Portrait: Sitatunga

Ordnung: Paarhufer (Artiodactyla)
Familie: Hornträger (Bovidae)
Unterfamilie: Bovinae
Tribus: Tragelaphini
Gattung: Tragelaphus
Art: Sitatunga (Tragelaphus spekii)
Sitatunga (Zoo Hodonin)

Sitatunga (Zoo Hodonin)

Die Sitatunga ist die am meisten an Wasser gebundene Antilopenart. Sie wird auch Sumpfbock, Sumpfantilope oder Wasserkudu genannt.
Die Sitatunga erreicht eine Körperlänge von rund 150 cm, eine Schulterhöhe von 100 bis 115 cm sowie ein Gewicht von gut 60 bis 110 Kg. Weibchen bleiben deutlich kleiner und leichter als Männchen. Das Fell ist bei den Geschlechtern im Alter unterschiedlich gefärbt. Während das Fell des Männchen dunkelbraun bis schwarzbraun gefärbt ist, so weist das Fell des Weibchen eine helle rostbraune Färbung auf. Jungtiere haben eine rostbraune Färbung, jedoch ist der Aalstrich bei Männchen weiß und bei Weibchen schwarz. Beide Geschlechter haben an ihren Flanken eine Querbänderung aus hellen Streifen, die zum Hinterteil hin in Punkte übergehen. Diese Streifung dient offensichtlich der Tarnung. Männliche Tiere tragen imposante Hörner, die eine Länge von bis zu 90 cm aufweisen können und leicht nach innen gedreht sind. Weibchen haben kein Gehörn. Die Hörner ähneln denen der Nyala, mit der sie nah verwandt sind.
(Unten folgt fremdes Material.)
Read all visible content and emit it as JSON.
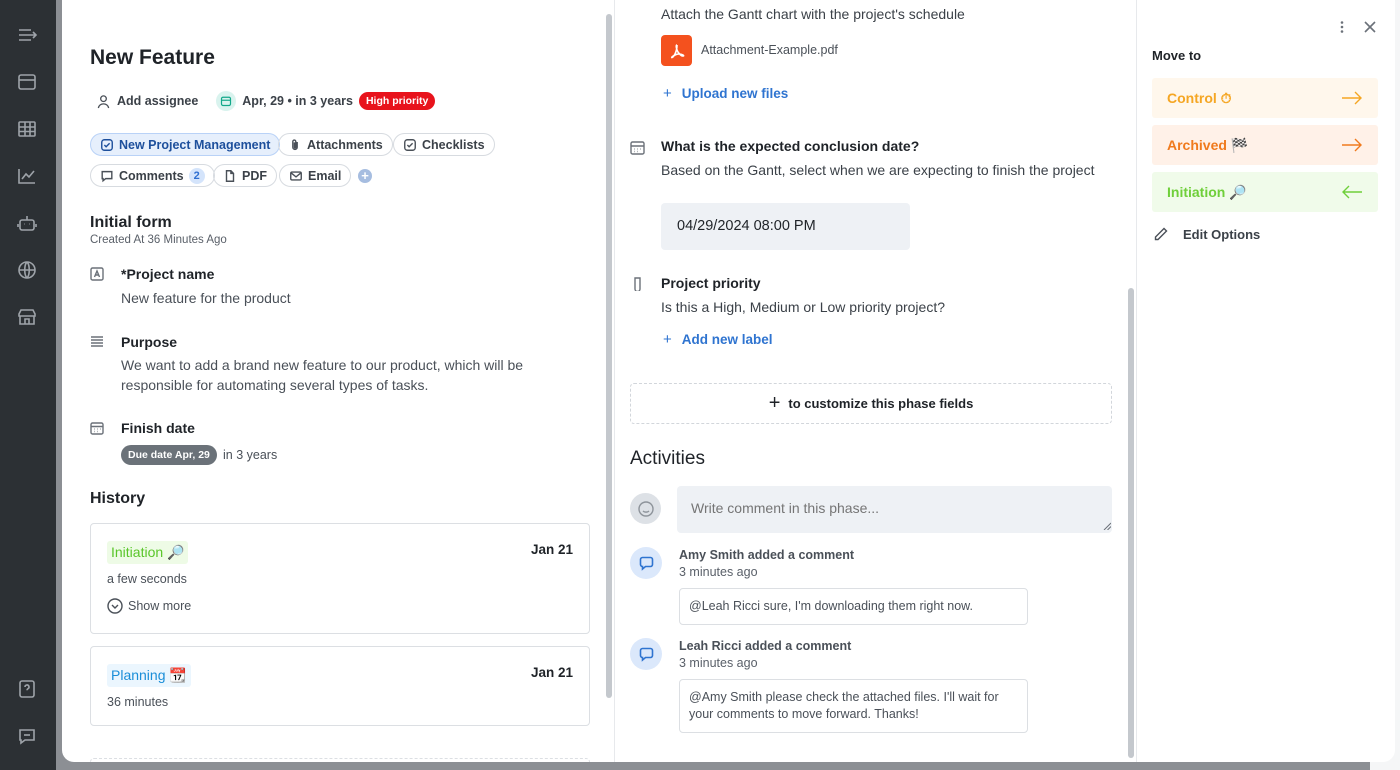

Insgesamt ist der Körper recht kräftig gebaut, der Rücken fällt vom Hinterteil her nach vorne leicht ab. Die langen Beine wirken fast zerbrechlich. Der kurze Schwanz erreicht eine Länge von etwa 20 cm und ist mit einer dunklen Spitze versehen. Die Ohren sind groß und fast trichterförmig. Die Ränder der Ohren sind mit weißlichem Fell bedeckt. Die Hinterseiten der Ohren sind graubraun gefärbt. Der Nasenrücken weist eine gräuliche Färbung auf.

Diese Antilopen-Art lebt in kleinen Gruppen, die aus einem Bock, mehreren Weibchen und deren Nachwuchs besteht. Vereinzelt leben Sitatungas aber auch einzelgängerisch. Die Tiere können in Anpassung an ihren Lebensraum sehr gut schwimmen und können selbst größere Entfernung im Wasser zurücklegen. Eine weitere Anpassung an ihren sumpfigen Lebensraum sind ihre Hufe. Die Hufschalen, die eine Länge von gut 18 cm erreichen können, sind extrem spreizbar. Die Aufspreizung verhindert das leichte Einsinken auf weichem Untergrund. Zu ihren Hauptfeinden zählen Krokodile, der Leopard sowie verschiedene Arten von Riesenschlangen.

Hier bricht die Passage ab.